Yesterday the Ministry of Health announced it was ramping up its testing efforts, able to process more than 1000 tests a day.
Dr Deborah Powell says hospitals are stretched to breaking point already, and the strike is one of the results of that.
"Our resources are being stretched because the demand from our population has risen so much… and unfortunately staffing levels have not kept up with demand," she told TVNZ1's Breakfast this morning.
"We are stretched at the moment. There is genuine concern about how we're going to cope if we don't get this containment right of coronavirus, then people are starting to need to be hospitalised on top of a stretched workforce, and then there's the flu."
Director General of Public Health Dr Ashley Bloomfield gave an update on the Covid-19 situation in New Zealand. (Source: Other)
With the spotlight on Covid-19 and testing, Dr Powell says the workers have been "caught with timing".

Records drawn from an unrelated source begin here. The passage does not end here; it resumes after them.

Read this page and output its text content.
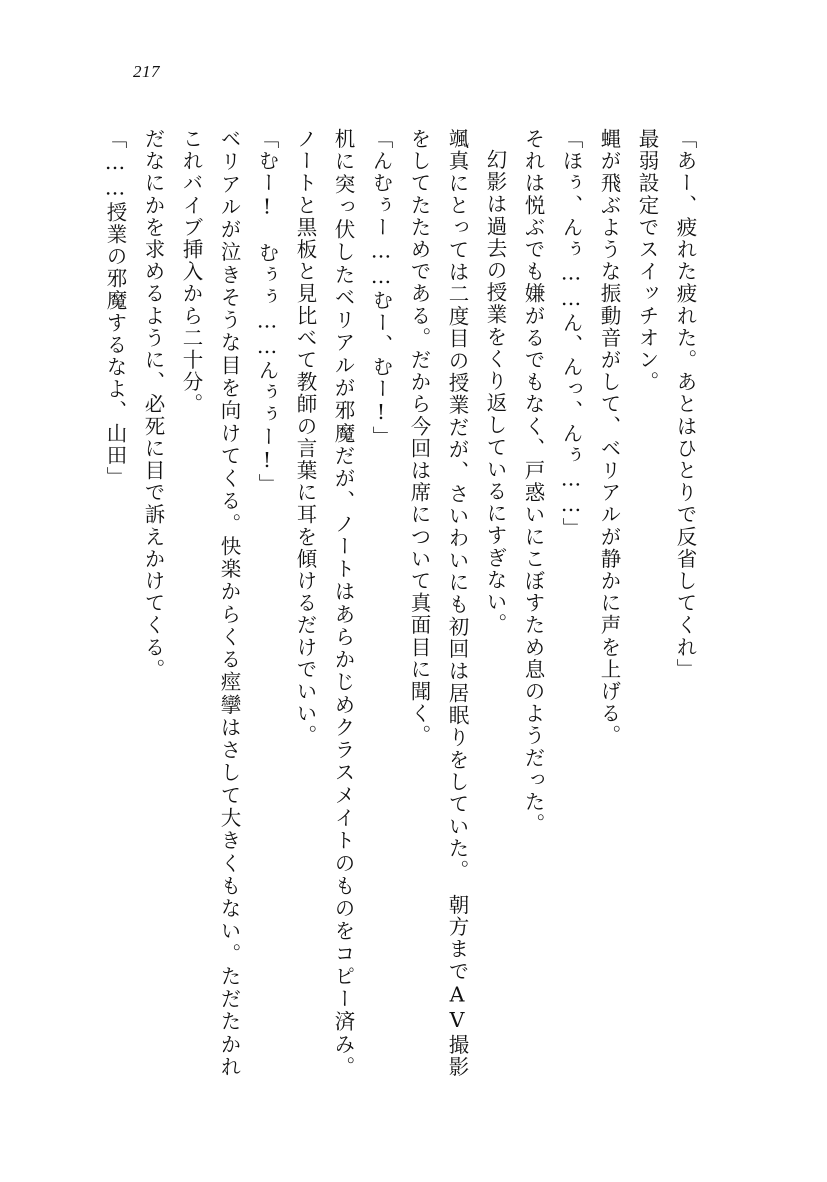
217
「あー、疲れた疲れた。あとはひとりで反省してくれ」
最弱設定でスイッチオン。
蝿が飛ぶような振動音がして、ベリアルが静かに声を上げる。
「ほぅ、んぅ……ん、んっ、んぅ……」
それは悦ぶでも嫌がるでもなく、戸惑いにこぼすため息のようだった。
幻影は過去の授業をくり返しているにすぎない。
颯真にとっては二度目の授業だが、さいわいにも初回は居眠りをしていた。　朝方までAV撮影をしてたためである。だから今回は席について真面目に聞く。
「んむぅー……むー、むー!」
机に突っ伏したベリアルが邪魔だが、ノートはあらかじめクラスメイトのものをコピー済み。ノートと黒板と見比べて教師の言葉に耳を傾けるだけでいい。
「むー!　むぅぅ……んぅぅー!」
ベリアルが泣きそうな目を向けてくる。快楽からくる痙攣はさして大きくもない。ただたかれこれバイブ挿入から二十分。
だなにかを求めるように、必死に目で訴えかけてくる。
「……授業の邪魔するなよ、山田」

Bargaining has been ongoing for nine months already and low-level strike action has taken place since October.
"But we are all on time constraints and we would prefer to have this settled now, we'd prefer to have had this settled before any impact of coronavirus kicks in," she says.
"When I talk about caring for the health workforce, I include stopping this cycle of frustrating bargaining that we've got into in health."
There are five cases of Covid-19 in New Zealand so far, all in Auckland.